Bowing to public outrage multiplex owners have also agreed to build a polyurethane fluoride (PUF) coated insulating wall around power transformers to reduce noise emission levels.

During an inspection tour on March 6 the Corporation had granted multiplex owners a week’s time to clean up their sewage discharge act, after neighbouring residents complained that waste generated at the premises was being released onto the streets.

Multiplex owners have also declared their willingness to enter into a contract with the Corporation for undertaking sewage and garbage disposal in return for monthly fees of Rs 1.20 lakh.

The proposal is likely to be put up for approval at the next Mayor-in-Council (MiC) meeting. The proposal calls for the Corporation to provide two vehicles to cart sewage waste from the MG Road multiplex and an equal number for collecting garbage and dumping it at the Devguradia trenching ground.
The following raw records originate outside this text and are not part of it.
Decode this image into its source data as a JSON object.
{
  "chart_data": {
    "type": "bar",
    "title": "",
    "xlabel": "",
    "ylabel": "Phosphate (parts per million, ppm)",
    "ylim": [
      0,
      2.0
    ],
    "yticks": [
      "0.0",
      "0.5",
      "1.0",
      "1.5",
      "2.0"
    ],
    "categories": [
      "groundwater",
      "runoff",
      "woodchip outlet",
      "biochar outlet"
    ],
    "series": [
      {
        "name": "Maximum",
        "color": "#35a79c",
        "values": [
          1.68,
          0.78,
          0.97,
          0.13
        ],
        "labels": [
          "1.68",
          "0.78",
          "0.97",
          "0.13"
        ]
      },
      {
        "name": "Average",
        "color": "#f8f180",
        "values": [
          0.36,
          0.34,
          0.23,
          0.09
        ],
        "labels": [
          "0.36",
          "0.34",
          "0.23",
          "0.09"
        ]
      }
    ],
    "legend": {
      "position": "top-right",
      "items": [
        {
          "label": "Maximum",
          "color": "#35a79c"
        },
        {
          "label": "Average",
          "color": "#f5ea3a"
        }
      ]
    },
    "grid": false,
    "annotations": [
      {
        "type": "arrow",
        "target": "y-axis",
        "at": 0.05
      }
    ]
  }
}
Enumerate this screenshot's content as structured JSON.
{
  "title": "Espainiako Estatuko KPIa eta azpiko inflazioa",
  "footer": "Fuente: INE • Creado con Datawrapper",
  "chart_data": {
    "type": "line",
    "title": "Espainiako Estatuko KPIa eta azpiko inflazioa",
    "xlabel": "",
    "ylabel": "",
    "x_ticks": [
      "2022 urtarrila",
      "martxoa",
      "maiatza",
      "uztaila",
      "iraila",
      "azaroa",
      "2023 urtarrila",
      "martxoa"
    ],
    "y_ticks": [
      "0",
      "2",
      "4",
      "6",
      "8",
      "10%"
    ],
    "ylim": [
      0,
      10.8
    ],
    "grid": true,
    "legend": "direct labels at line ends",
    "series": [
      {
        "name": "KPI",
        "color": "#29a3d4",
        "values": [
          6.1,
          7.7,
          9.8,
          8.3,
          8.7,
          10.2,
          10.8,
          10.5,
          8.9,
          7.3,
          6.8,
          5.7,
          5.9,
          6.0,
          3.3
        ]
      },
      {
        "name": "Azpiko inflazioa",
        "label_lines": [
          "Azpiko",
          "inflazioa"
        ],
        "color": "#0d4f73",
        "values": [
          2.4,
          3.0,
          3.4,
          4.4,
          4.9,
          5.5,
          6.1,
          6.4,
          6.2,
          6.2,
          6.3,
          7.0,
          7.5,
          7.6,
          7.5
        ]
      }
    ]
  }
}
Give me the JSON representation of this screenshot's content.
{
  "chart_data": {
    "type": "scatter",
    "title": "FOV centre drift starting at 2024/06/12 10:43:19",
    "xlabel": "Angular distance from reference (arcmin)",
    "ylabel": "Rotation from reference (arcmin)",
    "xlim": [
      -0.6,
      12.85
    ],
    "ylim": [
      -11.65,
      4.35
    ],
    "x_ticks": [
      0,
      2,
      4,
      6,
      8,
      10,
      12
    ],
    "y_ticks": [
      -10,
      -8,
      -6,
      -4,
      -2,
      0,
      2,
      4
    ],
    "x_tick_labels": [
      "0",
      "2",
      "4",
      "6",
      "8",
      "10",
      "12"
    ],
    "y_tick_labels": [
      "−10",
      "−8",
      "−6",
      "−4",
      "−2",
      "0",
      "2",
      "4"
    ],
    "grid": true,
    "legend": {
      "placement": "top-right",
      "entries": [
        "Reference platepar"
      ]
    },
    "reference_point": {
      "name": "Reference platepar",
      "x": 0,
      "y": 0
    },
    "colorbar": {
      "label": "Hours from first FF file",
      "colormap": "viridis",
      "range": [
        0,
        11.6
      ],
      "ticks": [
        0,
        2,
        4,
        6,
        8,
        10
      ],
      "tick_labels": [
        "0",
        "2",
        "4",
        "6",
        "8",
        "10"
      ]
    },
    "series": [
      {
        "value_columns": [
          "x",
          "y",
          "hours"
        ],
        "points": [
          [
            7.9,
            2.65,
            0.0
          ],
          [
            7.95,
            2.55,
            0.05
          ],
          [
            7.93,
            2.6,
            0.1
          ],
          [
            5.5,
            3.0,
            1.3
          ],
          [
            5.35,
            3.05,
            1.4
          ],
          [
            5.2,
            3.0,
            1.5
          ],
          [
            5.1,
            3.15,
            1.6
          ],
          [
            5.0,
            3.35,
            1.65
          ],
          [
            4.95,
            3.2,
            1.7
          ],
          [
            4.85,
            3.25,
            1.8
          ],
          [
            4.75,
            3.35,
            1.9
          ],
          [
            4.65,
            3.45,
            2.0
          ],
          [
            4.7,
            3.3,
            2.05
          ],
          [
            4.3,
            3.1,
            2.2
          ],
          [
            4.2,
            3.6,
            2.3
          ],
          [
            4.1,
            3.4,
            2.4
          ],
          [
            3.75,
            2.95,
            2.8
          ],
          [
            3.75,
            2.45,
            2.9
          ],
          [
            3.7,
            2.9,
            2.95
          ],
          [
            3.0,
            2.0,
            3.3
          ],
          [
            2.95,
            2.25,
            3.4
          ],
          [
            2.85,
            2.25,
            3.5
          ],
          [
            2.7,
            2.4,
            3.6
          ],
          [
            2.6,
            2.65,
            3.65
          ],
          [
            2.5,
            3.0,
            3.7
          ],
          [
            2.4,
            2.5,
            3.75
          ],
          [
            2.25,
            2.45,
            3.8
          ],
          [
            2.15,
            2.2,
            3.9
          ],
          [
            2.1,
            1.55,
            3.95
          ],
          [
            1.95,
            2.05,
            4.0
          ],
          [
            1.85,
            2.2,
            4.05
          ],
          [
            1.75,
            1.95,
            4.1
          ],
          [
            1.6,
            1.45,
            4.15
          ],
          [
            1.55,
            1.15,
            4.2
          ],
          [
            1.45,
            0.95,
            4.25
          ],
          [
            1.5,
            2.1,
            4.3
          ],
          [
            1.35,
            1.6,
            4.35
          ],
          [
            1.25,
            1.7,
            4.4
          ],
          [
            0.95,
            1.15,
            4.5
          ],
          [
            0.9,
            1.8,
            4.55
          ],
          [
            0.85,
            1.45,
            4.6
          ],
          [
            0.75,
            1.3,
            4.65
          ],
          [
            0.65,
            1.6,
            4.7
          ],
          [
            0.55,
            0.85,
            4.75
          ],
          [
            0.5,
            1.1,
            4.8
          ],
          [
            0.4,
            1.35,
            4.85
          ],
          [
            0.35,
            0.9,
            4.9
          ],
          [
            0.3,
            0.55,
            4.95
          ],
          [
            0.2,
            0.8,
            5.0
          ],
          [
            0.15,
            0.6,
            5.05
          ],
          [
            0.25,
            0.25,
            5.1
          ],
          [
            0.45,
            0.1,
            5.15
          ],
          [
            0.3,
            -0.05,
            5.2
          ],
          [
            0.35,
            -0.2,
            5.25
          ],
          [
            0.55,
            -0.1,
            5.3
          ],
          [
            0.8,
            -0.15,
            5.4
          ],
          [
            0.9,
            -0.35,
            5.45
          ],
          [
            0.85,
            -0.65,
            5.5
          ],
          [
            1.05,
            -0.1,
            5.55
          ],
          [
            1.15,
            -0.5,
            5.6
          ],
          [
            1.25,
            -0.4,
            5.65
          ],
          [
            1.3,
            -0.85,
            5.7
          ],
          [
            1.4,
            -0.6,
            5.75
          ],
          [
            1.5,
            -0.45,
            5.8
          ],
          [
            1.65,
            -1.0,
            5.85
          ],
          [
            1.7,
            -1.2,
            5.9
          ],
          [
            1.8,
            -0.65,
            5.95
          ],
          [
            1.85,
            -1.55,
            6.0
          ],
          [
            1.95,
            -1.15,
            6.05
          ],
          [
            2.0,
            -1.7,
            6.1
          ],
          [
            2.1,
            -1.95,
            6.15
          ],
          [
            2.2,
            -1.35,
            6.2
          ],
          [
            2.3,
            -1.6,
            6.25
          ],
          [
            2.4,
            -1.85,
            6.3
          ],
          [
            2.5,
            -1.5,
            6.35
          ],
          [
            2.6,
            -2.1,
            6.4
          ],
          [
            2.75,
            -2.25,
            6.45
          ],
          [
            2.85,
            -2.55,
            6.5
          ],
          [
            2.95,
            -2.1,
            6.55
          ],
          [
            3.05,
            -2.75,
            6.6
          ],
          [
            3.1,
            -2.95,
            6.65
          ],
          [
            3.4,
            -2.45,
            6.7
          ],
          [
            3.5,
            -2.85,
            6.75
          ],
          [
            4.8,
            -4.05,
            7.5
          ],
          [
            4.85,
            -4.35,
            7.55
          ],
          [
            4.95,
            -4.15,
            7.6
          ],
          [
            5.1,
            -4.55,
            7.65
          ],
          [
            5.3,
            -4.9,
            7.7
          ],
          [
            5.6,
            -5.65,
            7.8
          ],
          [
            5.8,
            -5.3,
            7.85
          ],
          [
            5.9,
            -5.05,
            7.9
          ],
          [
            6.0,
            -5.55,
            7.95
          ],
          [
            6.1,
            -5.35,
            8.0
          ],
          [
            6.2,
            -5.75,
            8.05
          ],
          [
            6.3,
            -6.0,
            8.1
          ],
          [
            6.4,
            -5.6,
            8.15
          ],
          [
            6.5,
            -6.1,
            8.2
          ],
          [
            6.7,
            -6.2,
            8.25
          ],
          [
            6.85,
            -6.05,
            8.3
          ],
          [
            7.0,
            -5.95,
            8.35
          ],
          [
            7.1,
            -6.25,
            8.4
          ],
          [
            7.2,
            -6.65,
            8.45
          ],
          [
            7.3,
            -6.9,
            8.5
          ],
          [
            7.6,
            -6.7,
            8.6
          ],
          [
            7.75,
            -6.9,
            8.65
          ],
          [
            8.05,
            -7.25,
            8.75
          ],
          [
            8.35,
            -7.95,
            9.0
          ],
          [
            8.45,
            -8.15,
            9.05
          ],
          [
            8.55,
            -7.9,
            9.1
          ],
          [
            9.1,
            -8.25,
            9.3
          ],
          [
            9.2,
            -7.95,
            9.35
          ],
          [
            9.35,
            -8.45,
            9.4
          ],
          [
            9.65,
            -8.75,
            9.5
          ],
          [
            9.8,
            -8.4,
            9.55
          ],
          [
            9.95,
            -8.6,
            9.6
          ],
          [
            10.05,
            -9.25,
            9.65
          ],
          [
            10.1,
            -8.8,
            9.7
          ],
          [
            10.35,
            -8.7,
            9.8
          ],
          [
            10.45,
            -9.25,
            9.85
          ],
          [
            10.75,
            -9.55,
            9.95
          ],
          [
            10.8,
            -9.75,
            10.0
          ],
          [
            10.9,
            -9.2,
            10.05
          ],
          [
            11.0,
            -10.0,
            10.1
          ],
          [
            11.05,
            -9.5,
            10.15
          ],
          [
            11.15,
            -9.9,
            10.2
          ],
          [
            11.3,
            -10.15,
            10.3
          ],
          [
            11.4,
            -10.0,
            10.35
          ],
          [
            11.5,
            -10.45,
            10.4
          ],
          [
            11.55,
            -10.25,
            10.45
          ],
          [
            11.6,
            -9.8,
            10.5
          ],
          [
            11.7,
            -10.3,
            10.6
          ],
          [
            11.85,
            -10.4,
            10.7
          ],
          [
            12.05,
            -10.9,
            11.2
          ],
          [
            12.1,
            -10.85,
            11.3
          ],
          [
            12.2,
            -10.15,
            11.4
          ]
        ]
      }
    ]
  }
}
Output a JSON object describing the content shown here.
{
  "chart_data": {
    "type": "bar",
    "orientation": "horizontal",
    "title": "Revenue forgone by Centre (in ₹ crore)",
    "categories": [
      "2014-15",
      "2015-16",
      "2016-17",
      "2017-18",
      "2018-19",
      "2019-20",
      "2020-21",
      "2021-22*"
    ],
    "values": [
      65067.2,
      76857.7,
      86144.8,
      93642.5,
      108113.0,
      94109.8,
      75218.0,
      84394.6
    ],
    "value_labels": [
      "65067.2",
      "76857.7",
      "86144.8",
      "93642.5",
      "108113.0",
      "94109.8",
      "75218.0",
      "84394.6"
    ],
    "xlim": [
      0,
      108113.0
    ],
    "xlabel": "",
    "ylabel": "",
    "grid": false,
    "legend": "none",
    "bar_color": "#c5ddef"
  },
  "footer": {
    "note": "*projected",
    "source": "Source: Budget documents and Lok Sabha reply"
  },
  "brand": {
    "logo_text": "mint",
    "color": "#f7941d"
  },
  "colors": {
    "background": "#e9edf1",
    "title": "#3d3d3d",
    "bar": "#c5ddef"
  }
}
In return, Treasure Island owners would pay the civic body a sum of Rs 1.20 lakh per month, Rs 60,000 each for garbage collection and sewage disposal. The multiplex management would be charged Rs 1,000 for each additional trip made by the vehicles.

At a meeting attended by Pollution Control Board officials and residents of Megh and Amber apartment blocks, part of the Shangrila Apartments Co-op Housing Society to the rear of the multiplex, Treasure Island owners also agreed to raise the height of the real wall by 5 feet to check noise pollution.

The PCB officials also carried out a decibel level check on the transformers on the occasion. Test results stood at 62 decibel, which, although under the permissible daytime limits for commercial areas (65 decibels) is considerably more than allowed for residential neighbourhoods.

“If the canopy and wall does not help then we shall probe other ways of reducing the emission levels,” said Junior Scientist A Vyas, who headed the MPPCB team that carried out noise emission tests at the multiplex.